Artikel 5.6.4 van de regels van het bestemmingsplan luidt als volgt:
“Het bevoegd gezag kan door middel van het verlenen van een omgevingsvergunning afwijken van de gebruiksregels ten behoeve van kleinschalig kampeerterrein, mits wordt voldaan aan het volgende:
Algemene criteria kleinschalig kampeerterrein:
a. het kleinschalig kampeerterrein wordt gesitueerd binnen het bouwvlak;
b. de bebouwde oppervlakte ten behoeve van bebouwing voor deze voorziening bedraagt maximaal 100 m²;
c. het toegelaten aantal mobiele kampeervoertuigen en/of tenten bedraagt maximaal 15;
d. voor trekkershutten gelden de volgende bepalingen:
1. per 10 kampeerplaatsen is 1 trekkershut toegestaan;
2. de bebouwde oppervlakte per trekkershut bedraagt maximaal 35 m²;
3. de trekkershutten tellen mee in het totale aantal kampeerplaatsen en in het toegestane bebouwde oppervlak;
e. stacaravans of chalets zijn niet toegestaan;
f. de voorziening, voor zover dit redelijkerwijs mogelijk is, wordt gerealiseerd binnen de bestaande bebouwing;
g. er moet worden voorzien in voldoende parkeergelegenheid volgens de normering zoals deze hiervoor is opgenomen in de op het moment van toepassen van deze afwijkingsbevoegdheid geldende 'Beleidsregels parkeernormen Bronckhorst';
h. er vindt geen onevenredige aantasting plaats van de verkeersafwikkelingssituatie ter plaatse;
i. de belangen van in de omgeving aanwezige functies en waarden mogen niet onevenredig worden geschaad;
j. er dient sprake te zijn van een zorgvuldige landschappelijke inpassing; de initiatiefnemer dient hiertoe een door het bevoegd gezag goed te keuren inrichtingsplan te overleggen;
k. er mogen geen significante negatieve effecten optreden voor het Gelders Natuurnetwerk (GNN) of de Groene Ontwikkelingszone (GO);
l. er vindt geen onevenredige aantasting plaats van de aanwezige waarden zoals opgenomen in 5.1.
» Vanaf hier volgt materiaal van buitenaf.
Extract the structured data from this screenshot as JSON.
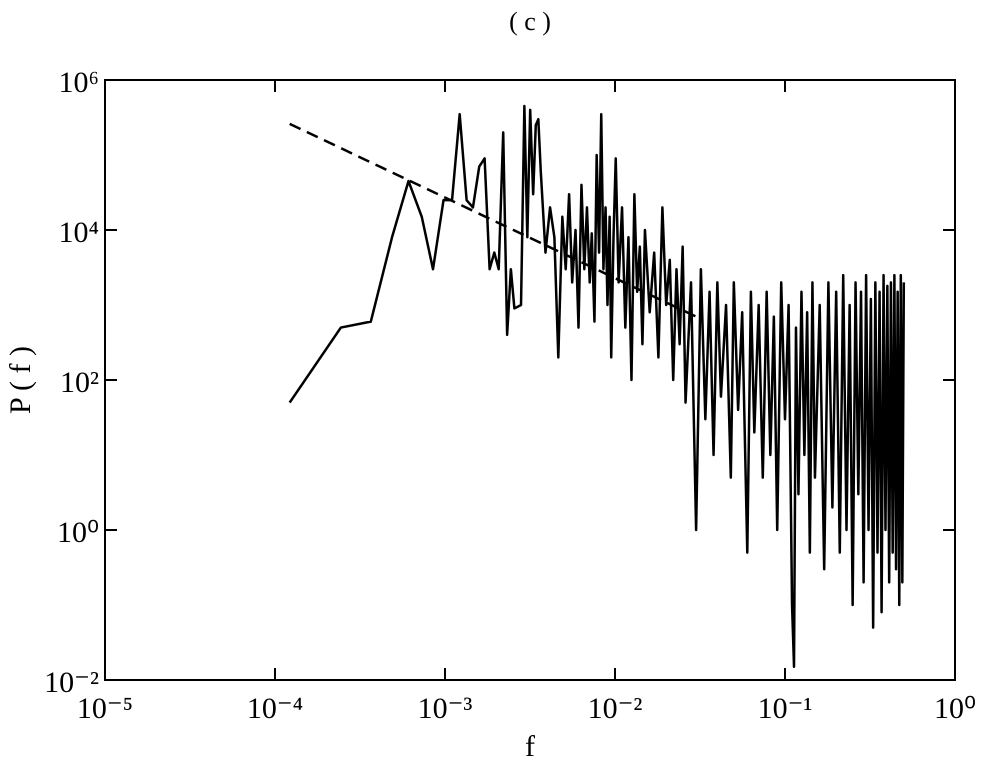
{
  "chart_data": {
    "type": "line",
    "title": "( c )",
    "x_label": "f",
    "y_label": "P ( f )",
    "log_x": true,
    "log_y": true,
    "xlim": [
      1e-05,
      1
    ],
    "ylim": [
      0.01,
      1000000
    ],
    "xticks": [
      {
        "value": 1e-05,
        "label": "10⁻⁵"
      },
      {
        "value": 0.0001,
        "label": "10⁻⁴"
      },
      {
        "value": 0.001,
        "label": "10⁻³"
      },
      {
        "value": 0.01,
        "label": "10⁻²"
      },
      {
        "value": 0.1,
        "label": "10⁻¹"
      },
      {
        "value": 1,
        "label": "10⁰"
      }
    ],
    "yticks": [
      {
        "value": 0.01,
        "label": "10⁻²"
      },
      {
        "value": 1,
        "label": "10⁰"
      },
      {
        "value": 100,
        "label": "10²"
      },
      {
        "value": 10000,
        "label": "10⁴"
      },
      {
        "value": 1000000,
        "label": "10⁶"
      }
    ],
    "series": [
      {
        "color": "#000000",
        "dashed": false,
        "x": [
          0.000122,
          0.000244,
          0.000366,
          0.000488,
          0.00061,
          0.00073,
          0.00085,
          0.00098,
          0.0011,
          0.00122,
          0.00134,
          0.00146,
          0.00159,
          0.00171,
          0.00183,
          0.00195,
          0.00207,
          0.0022,
          0.00232,
          0.00244,
          0.00256,
          0.0028,
          0.00293,
          0.00305,
          0.00317,
          0.0033,
          0.00342,
          0.00354,
          0.00366,
          0.0039,
          0.00415,
          0.0044,
          0.00464,
          0.0049,
          0.00513,
          0.00537,
          0.0056,
          0.00586,
          0.0061,
          0.00635,
          0.0066,
          0.00684,
          0.0071,
          0.0073,
          0.00757,
          0.0078,
          0.00806,
          0.0083,
          0.00855,
          0.0088,
          0.00903,
          0.0093,
          0.0095,
          0.0098,
          0.0101,
          0.0105,
          0.011,
          0.0115,
          0.012,
          0.0125,
          0.013,
          0.0135,
          0.014,
          0.0145,
          0.015,
          0.016,
          0.017,
          0.018,
          0.019,
          0.02,
          0.021,
          0.022,
          0.023,
          0.024,
          0.025,
          0.026,
          0.028,
          0.03,
          0.032,
          0.034,
          0.036,
          0.038,
          0.04,
          0.042,
          0.045,
          0.048,
          0.05,
          0.053,
          0.056,
          0.06,
          0.063,
          0.066,
          0.07,
          0.074,
          0.078,
          0.082,
          0.086,
          0.09,
          0.095,
          0.1,
          0.105,
          0.11,
          0.113,
          0.116,
          0.12,
          0.125,
          0.13,
          0.135,
          0.14,
          0.145,
          0.15,
          0.16,
          0.17,
          0.18,
          0.19,
          0.2,
          0.21,
          0.22,
          0.23,
          0.24,
          0.25,
          0.26,
          0.27,
          0.28,
          0.29,
          0.3,
          0.31,
          0.32,
          0.33,
          0.34,
          0.35,
          0.36,
          0.37,
          0.38,
          0.39,
          0.4,
          0.41,
          0.42,
          0.43,
          0.44,
          0.45,
          0.46,
          0.47,
          0.48,
          0.49,
          0.5
        ],
        "values": [
          50,
          500,
          600,
          8000,
          45000,
          15000,
          3000,
          25000,
          25000,
          350000,
          25000,
          20000,
          70000,
          90000,
          3000,
          5000,
          3000,
          200000,
          400,
          3000,
          900,
          1000,
          450000,
          8000,
          400000,
          30000,
          250000,
          300000,
          60000,
          5000,
          20000,
          8000,
          200,
          15000,
          3000,
          30000,
          2000,
          10000,
          500,
          40000,
          3000,
          20000,
          2000,
          9000,
          600,
          100000,
          5000,
          350000,
          3000,
          20000,
          1000,
          15000,
          200,
          8000,
          90000,
          2000,
          20000,
          500,
          8000,
          100,
          30000,
          1500,
          6000,
          300,
          10000,
          800,
          5000,
          200,
          20000,
          1000,
          4000,
          100,
          3000,
          300,
          6000,
          50,
          2000,
          1,
          3000,
          30,
          1500,
          10,
          2000,
          60,
          1000,
          5,
          2000,
          40,
          800,
          0.5,
          1500,
          20,
          1000,
          5,
          1500,
          10,
          700,
          1,
          2000,
          30,
          1000,
          0.1,
          0.015,
          500,
          3,
          1500,
          10,
          800,
          0.5,
          2000,
          5,
          1000,
          0.3,
          2000,
          2,
          1500,
          0.5,
          2500,
          1,
          1000,
          0.1,
          2000,
          3,
          1500,
          0.2,
          2500,
          1,
          1200,
          0.05,
          2000,
          0.5,
          1500,
          0.08,
          2500,
          1,
          1800,
          0.2,
          2000,
          0.5,
          2500,
          0.3,
          1500,
          0.1,
          2500,
          0.2,
          2000
        ]
      },
      {
        "color": "#000000",
        "dashed": true,
        "x": [
          0.000122,
          0.03
        ],
        "values": [
          260000,
          700
        ]
      }
    ]
  }
}
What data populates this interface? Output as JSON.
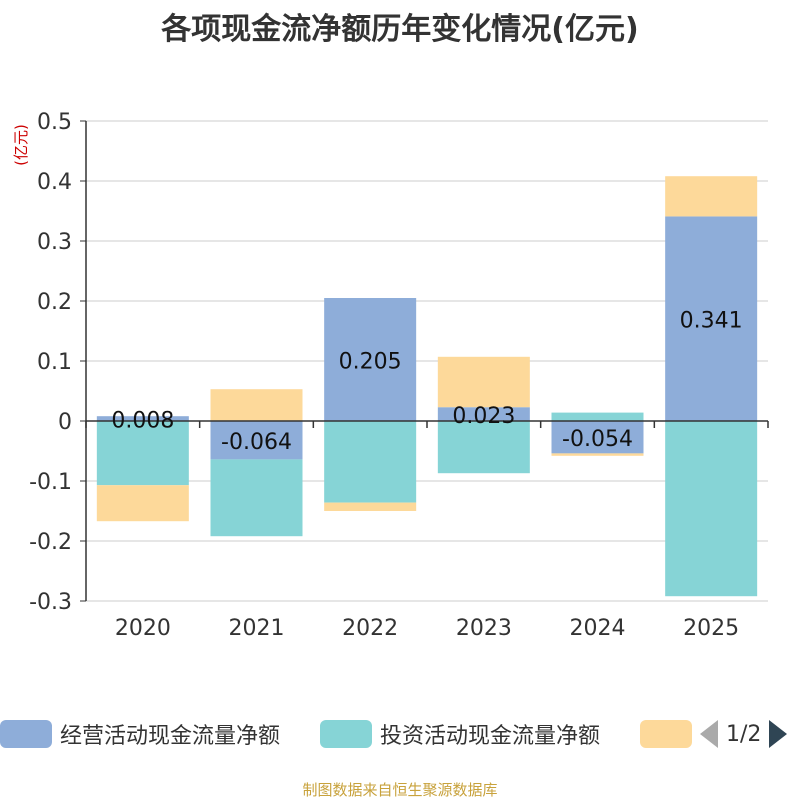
{
  "chart_data": {
    "type": "bar",
    "stacked": true,
    "title": "各项现金流净额历年变化情况(亿元)",
    "ylabel": "(亿元)",
    "ylim": [
      -0.3,
      0.5
    ],
    "yticks": [
      "0.5",
      "0.4",
      "0.3",
      "0.2",
      "0.1",
      "0",
      "-0.1",
      "-0.2",
      "-0.3"
    ],
    "ytick_values": [
      0.5,
      0.4,
      0.3,
      0.2,
      0.1,
      0,
      -0.1,
      -0.2,
      -0.3
    ],
    "categories": [
      "2020",
      "2021",
      "2022",
      "2023",
      "2024",
      "2025"
    ],
    "series": [
      {
        "name": "经营活动现金流量净额",
        "color": "#8eadd9",
        "values": [
          0.008,
          -0.064,
          0.205,
          0.023,
          -0.054,
          0.341
        ],
        "labels": [
          "0.008",
          "-0.064",
          "0.205",
          "0.023",
          "-0.054",
          "0.341"
        ]
      },
      {
        "name": "投资活动现金流量净额",
        "color": "#86d4d6",
        "values": [
          -0.107,
          -0.128,
          -0.136,
          -0.087,
          0.014,
          -0.292
        ]
      },
      {
        "name": "",
        "color": "#fdd99a",
        "values": [
          -0.06,
          0.053,
          -0.014,
          0.084,
          -0.004,
          0.067
        ]
      }
    ]
  },
  "legend": {
    "items": [
      {
        "label": "经营活动现金流量净额",
        "color": "#8eadd9"
      },
      {
        "label": "投资活动现金流量净额",
        "color": "#86d4d6"
      },
      {
        "label": "",
        "color": "#fdd99a"
      }
    ],
    "pager": "1/2"
  },
  "source": "制图数据来自恒生聚源数据库"
}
Specifieke criteria, in aanvulling op het bepaalde onder a, ten behoeve van een kleinschalig kampeerterrein buiten het bouwvlak:
m. indien het kleinschalig kampeerterrein niet volledig binnen het bouwvlak kan worden gerealiseerd, kan het bevoegd gezag omgevingsvergunning verlenen om de standplaatsen in aansluiting op het bouwvlak of het bestemmingsvlak te realiseren;
n. de in de omgeving aanwezige functies en waarden mogen niet onevenredig worden geschaad;
o. bovengenoemde algemene criteria zijn van overeenkomstige toepassing.”